Wolontariusze z toruńskiego schroniska dla zwierząt wpadli na pomysł, aby stworzyć specjalny kalendarz. Sprzedał się świetnie, zwłaszcza że dystrybucja odbywała się przed świętami. Pieniądze ze sprzedaży zostały przeznaczone na zbiórkę na leczenie dwuletniej suczki Sary. Młody piesek cierpi na wrodzoną wadę serca. Jest jednak nadzieja, gdyż wada jest operacyjna i można ją usunąć. Samo schronisko nie dysponowało wystarczającymi środkami finansowymi, aby opłacić operację. Koszt operacji to 10 tys. zł.
Ze zbiórki udało się łącznie zgromadzić ok. 14 tys. zł. Dzięki tej sumie uda się też pokryć wszystkie wcześniejsze badania, które są niezbędne do przeprowadzenia. Trzeba przede wszystkim sprawdzić, czy Sara kwalifikuje się do tego zabiegu. Piesek odwiedził już lekarzy i na szczęście kwalifikuje się do operacji usunięcia wady serca.
Teraz pracownicy schroniska będą szukali tymczasowego domu dla Sary.
Przed operacją musimy zadbać odpowiednio o samą pacjentkę. Sara powinna być w spokojnych warunkach, co niestety w schronisku jest ciężko zagwarantować, no bo jest to bardzo przebodźcowane i stresowe środowisko, więc idealnym miejscem dla niej byłby dom tymczasowy, gdzie w spokoju mogłaby się przed tą operacją zaaklimatyzować, poczuć się pewniej, bezpieczniej no i w zdecydowanie obniżonym stresie podjąć się tej operacji. Po operacji też jest ważne, żeby Sara była właśnie zabezpieczona w takich warunkach, gdzie po prostu będzie miała spokój, gdzie ten stres nie będzie obniżał jej odporności, gdzie to serducho w pełni dojdzie do siebie-mówiła Sylwia Zakierska ze schroniska dla bezdomnych zwierząt w Toruniu.

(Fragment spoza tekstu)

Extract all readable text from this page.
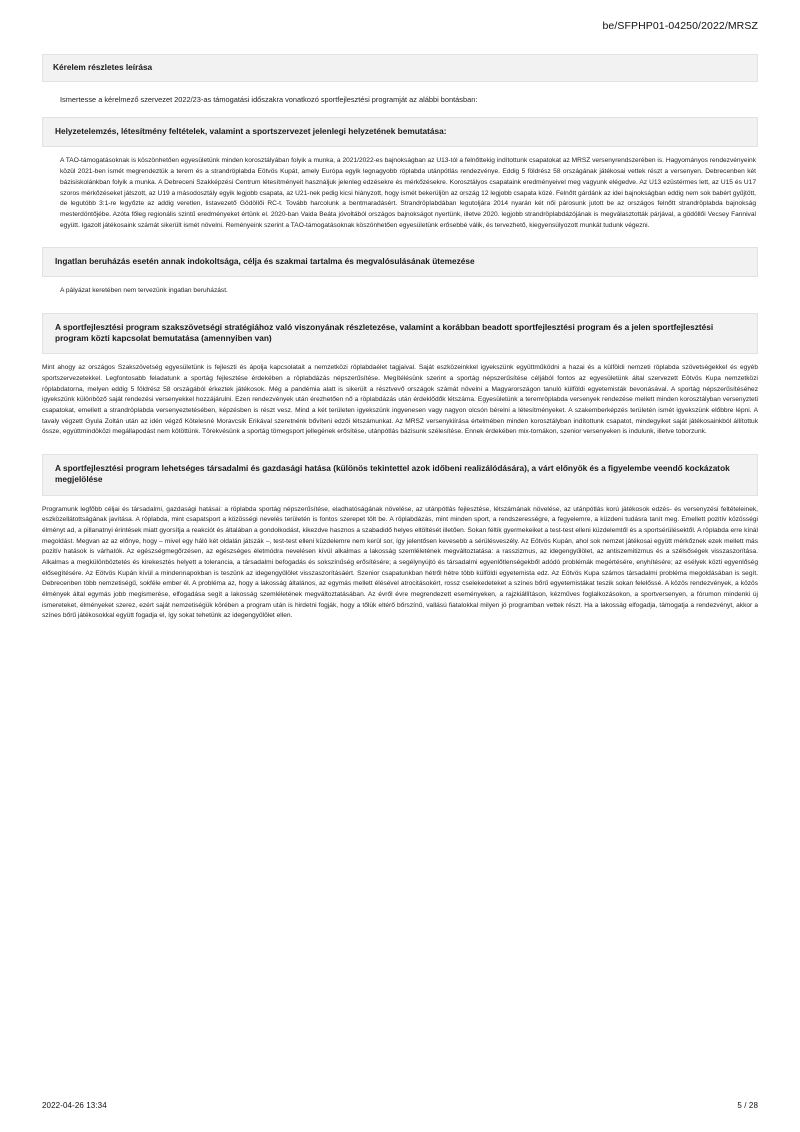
be/SFPHP01-04250/2022/MRSZ
Kérelem részletes leírása
Ismertesse a kérelmező szervezet 2022/23-as támogatási időszakra vonatkozó sportfejlesztési programját az alábbi bontásban:
Helyzetelemzés, létesítmény feltételek, valamint a sportszervezet jelenlegi helyzetének bemutatása:
A TAO-támogatásoknak is köszönhetően egyesületünk minden korosztályában folyik a munka, a 2021/2022-es bajnokságban az U13-tól a felnőttekig indítottunk csapatokat az MRSZ versenyrendszerében is. Hagyományos rendezvényeink közül 2021-ben ismét megrendeztük a terem és a strandröplabda Eötvös Kupát, amely Európa egyik legnagyobb röplabda utánpótlás rendezvénye. Eddig 5 földrész 58 országának játékosai vettek részt a versenyen. Debrecenben két bázisiskolánkban folyik a munka. A Debreceni Szakképzési Centrum létesítményeit használjuk jelenleg edzésekre és mérkőzésekre. Korosztályos csapataink eredményeivel meg vagyunk elégedve. Az U13 ezüstérmes lett, az U15 és U17 szoros mérkőzéseket játszott, az U19 a másodosztály egyik legjobb csapata, az U21-nek pedig kicsi hiányzott, hogy ismét bekerüljön az ország 12 legjobb csapata közé. Felnőtt gárdánk az idei bajnokságban eddig nem sok babért gyűjtött, de legutóbb 3:1-re legyőzte az addig veretlen, listavezető Gödöllői RC-t. Tovább harcolunk a bentmaradásért. Strandröplabdában legutoljára 2014 nyarán két női párosunk jutott be az országos felnőtt strandröplabda bajnokság mesterdöntőjébe. Azóta főleg regionális szintű eredményeket értünk el. 2020-ban Vaida Beáta jóvoltából országos bajnokságot nyertünk, illetve 2020. legjobb strandröplabdázójának is megválasztották párjával, a gödöllői Vecsey Fannival együtt. Igazolt játékosaink számát sikerült ismét növelni. Reményeink szerint a TAO-támogatásoknak köszönhetően egyesületünk erősebbé válik, és tervezhető, kiegyensúlyozott munkát tudunk végezni.
Ingatlan beruházás esetén annak indokoltsága, célja és szakmai tartalma és megvalósulásának ütemezése
A pályázat keretében nem tervezünk ingatlan beruházást.
A sportfejlesztési program szakszövetségi stratégiához való viszonyának részletezése, valamint a korábban beadott sportfejlesztési program és a jelen sportfejlesztési program közti kapcsolat bemutatása (amennyiben van)
Mint ahogy az országos Szakszövetség egyesületünk is fejleszti és ápolja kapcsolatait a nemzetközi röplabdaélet tagjaival. Saját eszközeinkkel igyekszünk együttműködni a hazai és a külföldi nemzeti röplabda szövetségekkel és egyéb sportszervezetekkel. Legfontosabb feladatunk a sportág fejlesztése érdekében a röplabdázás népszerűsítése. Megítélésünk szerint a sportág népszerűsítése céljából fontos az egyesületünk által szervezett Eötvös Kupa nemzetközi röplabdatorna, melyen eddig 5 földrész 58 országából érkeztek játékosok. Még a pandémia alatt is sikerült a résztvevő országok számát növelni a Magyarországon tanuló külföldi egyetemisták bevonásával. A sportág népszerűsítéséhez igyekszünk különböző saját rendezési versenyekkel hozzájárulni. Ezen rendezvények után érezhetően nő a röplabdázás után érdeklődők létszáma. Egyesületünk a teremröplabda versenyek rendezése mellett minden korosztályban versenyzteti csapatokat, emellett a strandröplabda versenyeztetésében, képzésben is részt vesz. Mind a két területen igyekszünk ingyenesen vagy nagyon olcsón bérelni a létesítményeket. A szakemberképzés területén ismét igyekszünk előbbre lépni. A tavaly végzett Gyula Zoltán után az idén végző Kötelesné Moravcsik Erikával szeretnénk bővíteni edzői létszámunkat. Az MRSZ versenykiírása értelmében minden korosztályban indítottunk csapatot, mindegyiket saját játékosainkból állítottuk össze, egyúttmindöközi megállapodást nem kötöttünk. Törekvésünk a sportág tömegsport jellegének erősítése, utánpótlás bázisunk szélesítése. Ennek érdekében mix-tornákon, szenior versenyeken is indulunk, illetve toborzunk.
A sportfejlesztési program lehetséges társadalmi és gazdasági hatása (különös tekintettel azok időbeni realizálódására), a várt előnyök és a figyelembe veendő kockázatok megjelölése
Programunk legfőbb céljai és társadalmi, gazdasági hatásai: a röplabda sportág népszerűsítése, eladhatóságának növelése, az utánpótlás fejlesztése, létszámának növelése, az utánpótlás korú játékosok edzés- és versenyzési feltételeinek, eszközellátottságának javítása. A röplabda, mint csapatsport a közösségi nevelés területén is fontos szerepet tölt be. A röplabdázás, mint minden sport, a rendszerességre, a fegyelemre, a küzdeni tudásra tanít meg. Emellett pozitív közösségi élményt ad, a pillanatnyi érintések miatt gyorsítja a reakciót és általában a gondolkodást, kikezdve hasznos a szabadidő helyes eltöltését illetően. Sokan féltik gyermekeiket a test-test elleni küzdelemtől és a sportsérülésektől. A röplabda erre kínál megoldást. Megvan az az előnye, hogy – mivel egy háló két oldalán játszák –, test-test elleni küzdelemre nem kerül sor, így jelentősen kevesebb a sérülésveszély. Az Eötvös Kupán, ahol sok nemzet játékosai együtt mérkőznek ezek mellett más pozitív hatások is várhatók. Az egészségmegőrzésen, az egészséges életmódra nevelésen kívül alkalmas a lakosság szemléletének megváltoztatása: a rasszizmus, az idegengyűlölet, az antiszemitizmus és a szélsőségek visszaszorítása. Alkalmas a megkülönböztetés és kirekesztés helyett a tolerancia, a társadalmi befogadás és sokszínűség erősítésére; a segélynyújtó és társadalmi egyenlőtlenségekből adódó problémák megértésére, enyhítésére; az esélyek közti egyenlőség elősegítésére. Az Eötvös Kupán kívül a mindennapokban is teszünk az idegengyűlölet visszaszorításáért. Szenior csapatunkban hétről hétre több külföldi egyetemista edz. Az Eötvös Kupa számos társadalmi probléma megoldásában is segít. Debrecenben több nemzetiségű, sokféle ember él. A probléma az, hogy a lakosság általános, az egymás mellett élésével atrocitásokért, rossz cselekedeteket a színes bőrű egyetemistákat teszik sokan felelőssé. A közös rendezvények, a közös élmények által egymás jobb megismerése, elfogadása segít a lakosság szemléletének megváltoztatásában. Az évről évre megrendezett eseményeken, a rajzkiállításon, kézműves foglalkozásokon, a sportversenyen, a fórumon mindenki új ismereteket, élményeket szerez, ezért saját nemzetiségük körében a program után is hirdetni fogják, hogy a tőlük eltérő bőrszínű, vallású fiatalokkal milyen jó programban vettek részt. Ha a lakosság elfogadja, támogatja a rendezvényt, akkor a színes bőrű játékosokkal együtt fogadja el, így sokat tehetünk az idegengyűlölet ellen.
2022-04-26 13:34	5 / 28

Jakie, według specjalistów, powinno być to zastępcze mieszkanie dla Sary? Czy trzeba spełniać specjalne kryteria?
Fajnie by było, gdyby to był dom tymczasowy, zlokalizowany w Toruniu, tak żebyśmy bezpośrednio mogli nadal sprawować opiekę medyczną nad Sarą i w każdej możliwej sytuacji pomóc jej. Fajnie, gdyby to był dom spokojny, gdzieś tam nie w centrum miasta, bo Sara jest dosyć nieśmiałym psiakiem i potrzebuje tego spokoju, nie tyle wewnętrznego dla samej operacji, ale ona też względem człowieka przełamuje dopiero pewne bariery, więc fajnie, gdyby gdzieś dalej od tego centrum była, gdyby nie było dużo bodźców, dużego ruchu ulicznego. Mile widziany dom bez małych dzieci, bo to też dla niej byłoby bardzo stresowe, za to wskazany jest drugi pies, bo Sara dużo pewniej czuje się w obecności drugiego psa i to się daje zauważyć już gołym okiem, nawet kiedy zabieramy samą Sarę na spacer do parku - dodała Sylwia Zakierska.
Pracownicy schroniska gwarantują całą pomoc medyczną. Najważniejsze jednak, aby psiak znalazł się w bezpiecznym i spokojnym miejscu. Najlepiej, gdyby dom tymczasowy stał się miejscem stałego pobytu. Często bywa tak, że tymczasowi opiekunowie rezygnują. Chory piesek wymaga większych nakładów finansowych.
Operacja Sary może odbyć się za ok. dwa miesiące. Wszystko zależy od znalezienia domu zastępczego. Sara powinna pobyć w nowym miejscu kilka tygodni, żeby miała czas na odstresowanie się od warunków schroniskowych.